There was a bird sanctuary at the estuary end, facing onto the estuary. The estuary itself was a cornucopia of edible shellfish. The waves on the outer beach were gentle or rough as the mood and the tides took them, but on the estuary side the surface lapped gently on only slightly muddy banks. The hostel boasted a couple of kayaks (usually out of commission) with which the estuary’s corners could be explored. (But watch out for the rip at the mouth on the ebb!) An afternoon with a pair of binoculars would prove rewarding for the birdwatcher.

The surf-lashed outer beach was often almost deserted on weekdays (at weekends, particularly on Sundays, families moved in), maybe four people in the whole length. As a bonus, by tacit agreement of most of the locals, clothing on the beach was optional. The pursuit of the all-over tan was thus simplified.

Towards the north end, a small stream came down to the sea. Cross the stream and the remaining sand, and suddenly cliffs drew in close to the shoreline. Follow the cliffs around and you found a quiet retreat, built partly into a cave, where you might spend a night or two if you were short of money or just wanted to be away from civilisation for a while. (Definitely slum quarters, unfortunately, but you could always sleep outside if you didn’t trust the filthy sponge-rubber mattress.)

The sunsets were pretty, too, to me, who was raised to watch the sun descend into the sea. At Opoutere the sunset was behind anyone gazing out to sea, but the constantly changing play of the light as the night crept up the eastern horizon was endlessly fascinating. The subtle golds and greens and blues in the sky, reflected by the water and merging with the water’s own darker swirling and the fading pink sea-foam, framed by the gold sand and the heavy green trees, were very lovely.

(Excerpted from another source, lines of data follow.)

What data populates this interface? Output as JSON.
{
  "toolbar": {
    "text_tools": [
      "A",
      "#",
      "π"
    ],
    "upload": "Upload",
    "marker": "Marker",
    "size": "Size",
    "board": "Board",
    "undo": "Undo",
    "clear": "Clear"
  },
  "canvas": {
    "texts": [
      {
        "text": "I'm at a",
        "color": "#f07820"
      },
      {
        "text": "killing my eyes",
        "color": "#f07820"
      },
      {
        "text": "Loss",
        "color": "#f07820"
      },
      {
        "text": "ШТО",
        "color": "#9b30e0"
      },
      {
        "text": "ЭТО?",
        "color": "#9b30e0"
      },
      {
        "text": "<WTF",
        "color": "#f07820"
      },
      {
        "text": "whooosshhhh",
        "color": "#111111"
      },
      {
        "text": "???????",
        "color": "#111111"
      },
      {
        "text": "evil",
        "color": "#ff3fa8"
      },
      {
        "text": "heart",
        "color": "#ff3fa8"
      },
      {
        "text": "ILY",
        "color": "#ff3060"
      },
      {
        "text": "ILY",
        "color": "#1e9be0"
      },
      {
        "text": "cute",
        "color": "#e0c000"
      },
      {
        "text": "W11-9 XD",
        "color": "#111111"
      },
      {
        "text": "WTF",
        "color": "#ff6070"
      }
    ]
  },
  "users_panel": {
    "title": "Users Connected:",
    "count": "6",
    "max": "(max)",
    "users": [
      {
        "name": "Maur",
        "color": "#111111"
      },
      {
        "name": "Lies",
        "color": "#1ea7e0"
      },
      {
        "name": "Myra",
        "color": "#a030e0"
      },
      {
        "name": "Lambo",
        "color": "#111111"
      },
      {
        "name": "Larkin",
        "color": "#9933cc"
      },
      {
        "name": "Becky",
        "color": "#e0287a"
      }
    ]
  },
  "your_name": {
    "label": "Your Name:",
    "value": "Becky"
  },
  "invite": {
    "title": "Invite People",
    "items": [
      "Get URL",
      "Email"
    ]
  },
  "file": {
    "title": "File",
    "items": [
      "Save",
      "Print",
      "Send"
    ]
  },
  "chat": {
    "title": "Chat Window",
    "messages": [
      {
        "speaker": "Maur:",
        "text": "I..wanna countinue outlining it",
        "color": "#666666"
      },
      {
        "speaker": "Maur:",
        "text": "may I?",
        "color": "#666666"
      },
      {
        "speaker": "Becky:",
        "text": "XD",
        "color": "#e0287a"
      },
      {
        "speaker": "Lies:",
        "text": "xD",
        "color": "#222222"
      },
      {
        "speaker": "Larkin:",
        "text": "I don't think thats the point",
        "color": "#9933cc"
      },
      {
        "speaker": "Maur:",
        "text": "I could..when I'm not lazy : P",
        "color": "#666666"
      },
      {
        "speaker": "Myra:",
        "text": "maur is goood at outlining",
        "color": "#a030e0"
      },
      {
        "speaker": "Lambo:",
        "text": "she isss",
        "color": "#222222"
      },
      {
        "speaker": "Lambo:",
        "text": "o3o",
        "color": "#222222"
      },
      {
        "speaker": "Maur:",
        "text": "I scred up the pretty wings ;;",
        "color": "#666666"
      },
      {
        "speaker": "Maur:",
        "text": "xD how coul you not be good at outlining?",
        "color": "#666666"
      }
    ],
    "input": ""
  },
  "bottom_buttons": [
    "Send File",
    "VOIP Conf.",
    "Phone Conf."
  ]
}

Several islands were visible from the dunes. The closest was a group of three: in order of proximity Rabbit, Penguin, and Slipper. The largest and farthest was Slipper, and this island figured in world news a couple of years back when possible graveyards for the Rainbow Warrior were being considered. At one time it looked as if the ship would be scuttled in shallow water near Slipper island, where people could come and see it, a perpetual reminder of an infamous deed by a country “friendly” to NZ.

A Walk in the Dark

The night was sultry. After tossing for several hours in my little room in the corner of the big building, I gave up. I pulled on my togs and scuffed into my jandals; stuffed towel, t-shirt and shorts into a bag, along with a torch, and stepped out.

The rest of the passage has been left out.